Investment Strategies

Investors Should Start To Add Risk, Look To Emerging Markets - Merrill Lynch

Wendy Spires Assistant Editor 17 March 2009

Investors Should Start To Add Risk, Look To Emerging Markets - Merrill Lynch

While it may be too soon to say that the worst of the bear market is over, there is case for investors to start adding a little more risk to their portfolios, according to Gary Dugan, chief investment officer EMEA at Merrill Lynch Global Wealth Management, who argues that emerging markets are now looking interesting.

Merrill Lynch is hopeful that a big turnaround is coming, but Mr Dugan cautions that a number of factors need to be resolved before it can be sure that the financial markets have turned a corner.

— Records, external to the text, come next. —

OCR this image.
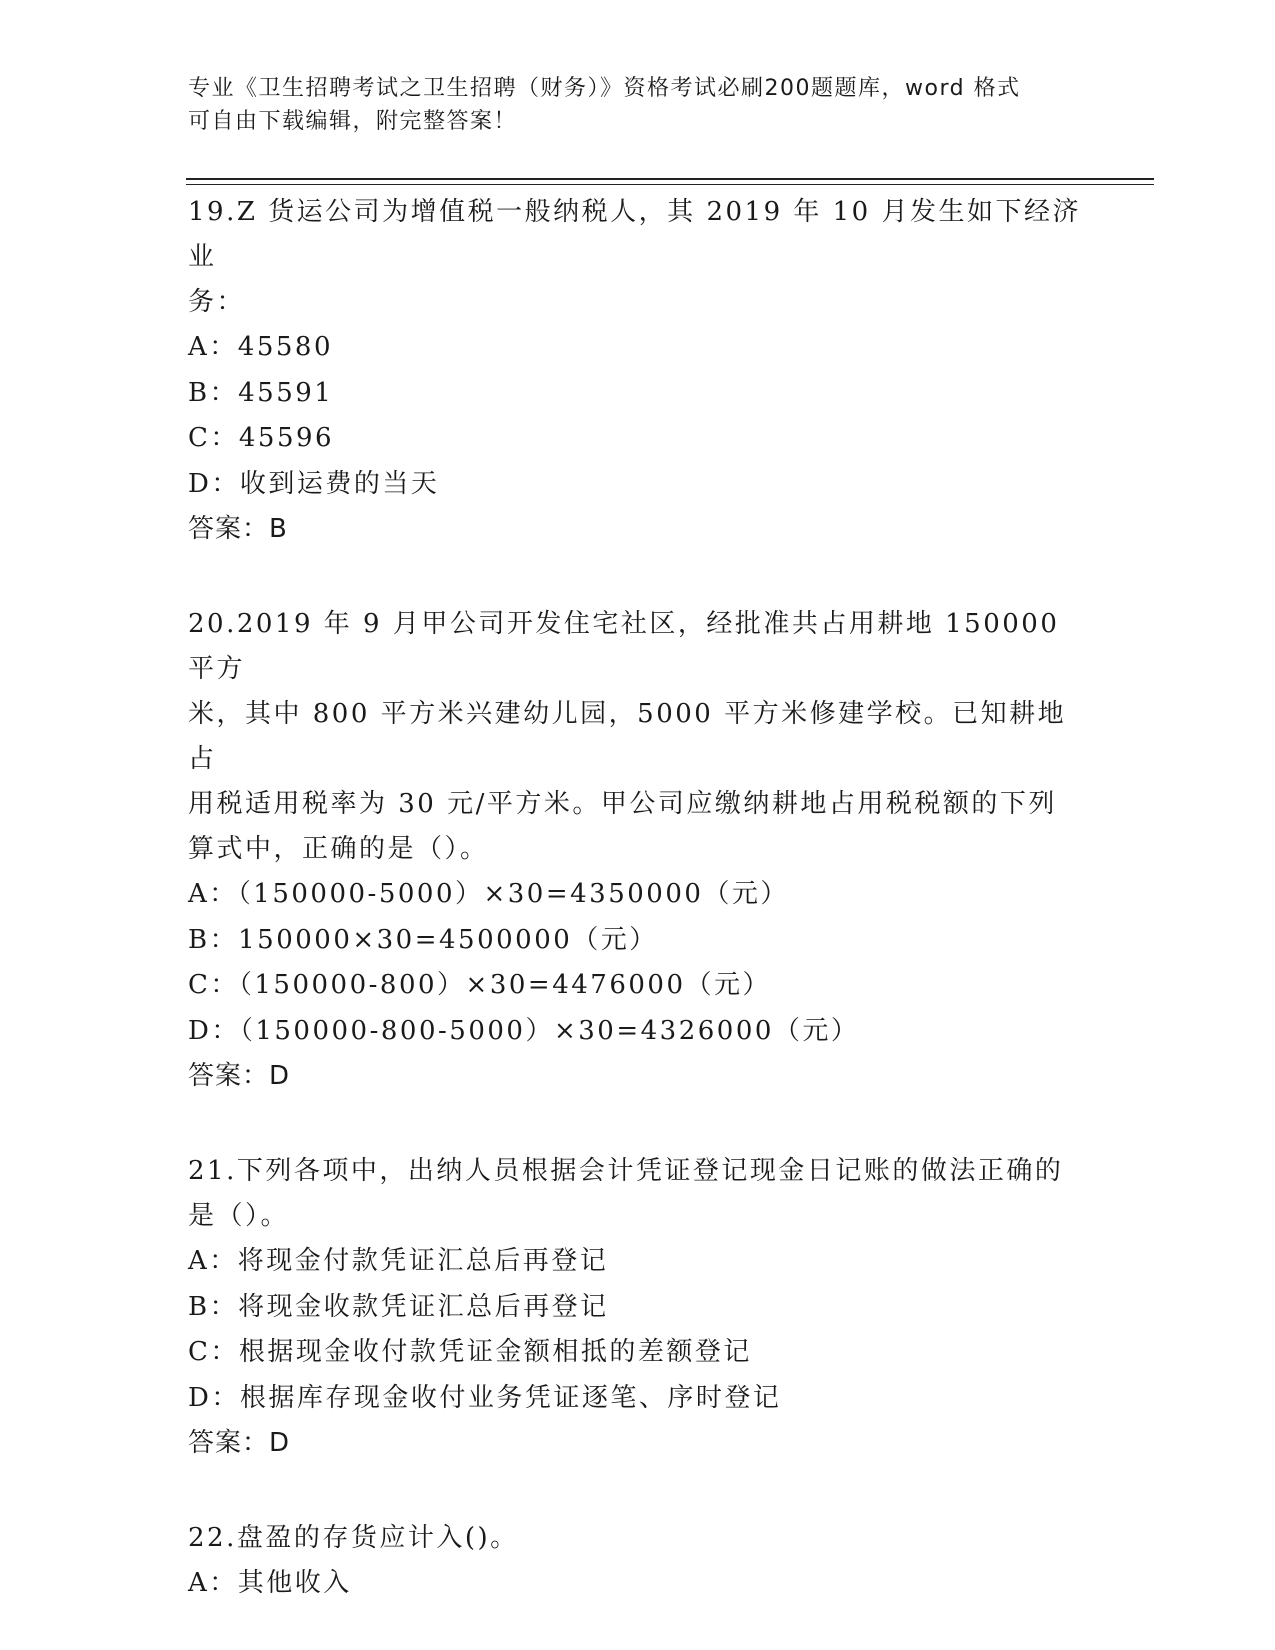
专业《卫生招聘考试之卫生招聘（财务）》资格考试必刷200题题库，word 格式
可自由下载编辑，附完整答案！
19.Z 货运公司为增值税一般纳税人，其 2019 年 10 月发生如下经济业
务：
A：45580
B：45591
C：45596
D：收到运费的当天
答案：B
20.2019 年 9 月甲公司开发住宅社区，经批准共占用耕地 150000 平方
米，其中 800 平方米兴建幼儿园，5000 平方米修建学校。已知耕地占
用税适用税率为 30 元/平方米。甲公司应缴纳耕地占用税税额的下列
算式中，正确的是（）。
A：（150000-5000）×30=4350000（元）
B：150000×30=4500000（元）
C：（150000-800）×30=4476000（元）
D：（150000-800-5000）×30=4326000（元）
答案：D
21.下列各项中，出纳人员根据会计凭证登记现金日记账的做法正确的
是（）。
A：将现金付款凭证汇总后再登记
B：将现金收款凭证汇总后再登记
C：根据现金收付款凭证金额相抵的差额登记
D：根据库存现金收付业务凭证逐笔、序时登记
答案：D
22.盘盈的存货应计入()。
A：其他收入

In the US the housing market must bottom out, and the pace of job losses needs to slow down, while on a global scale, major economies such as Japan and Germany need to stabilise before confidence can return, Mr Dugan believes.

That said, he points out that by the time the perfect set of good news comes the markets will have already moved higher, so Merrill is advising clients to add risk now.

In terms of asset classes that might lead forthcoming market rallies, Merrill suggests that investors look to commodities and emerging markets – in fact, the firm is more convinced of a rapid rebound in emerging markets than in the developed economies.

“Our preference is for the BRIC (Brazil, Russia, India, and China) markets. Even Russia now looks interesting given its very low valuation, the more robust performance of the oil price in recent weeks, the low level of debt in the economy and the recent stabilisation of the rouble,” said Mr Dugan.

Mr Dugan predicts that commodities should benefit from any improvement in the global economy – even if simply from the absence of downgrades to global GDP figures. “Many commodities are seeing increasing support from restrained supply and the likely end of the recent phase of de-stocking,” he adds.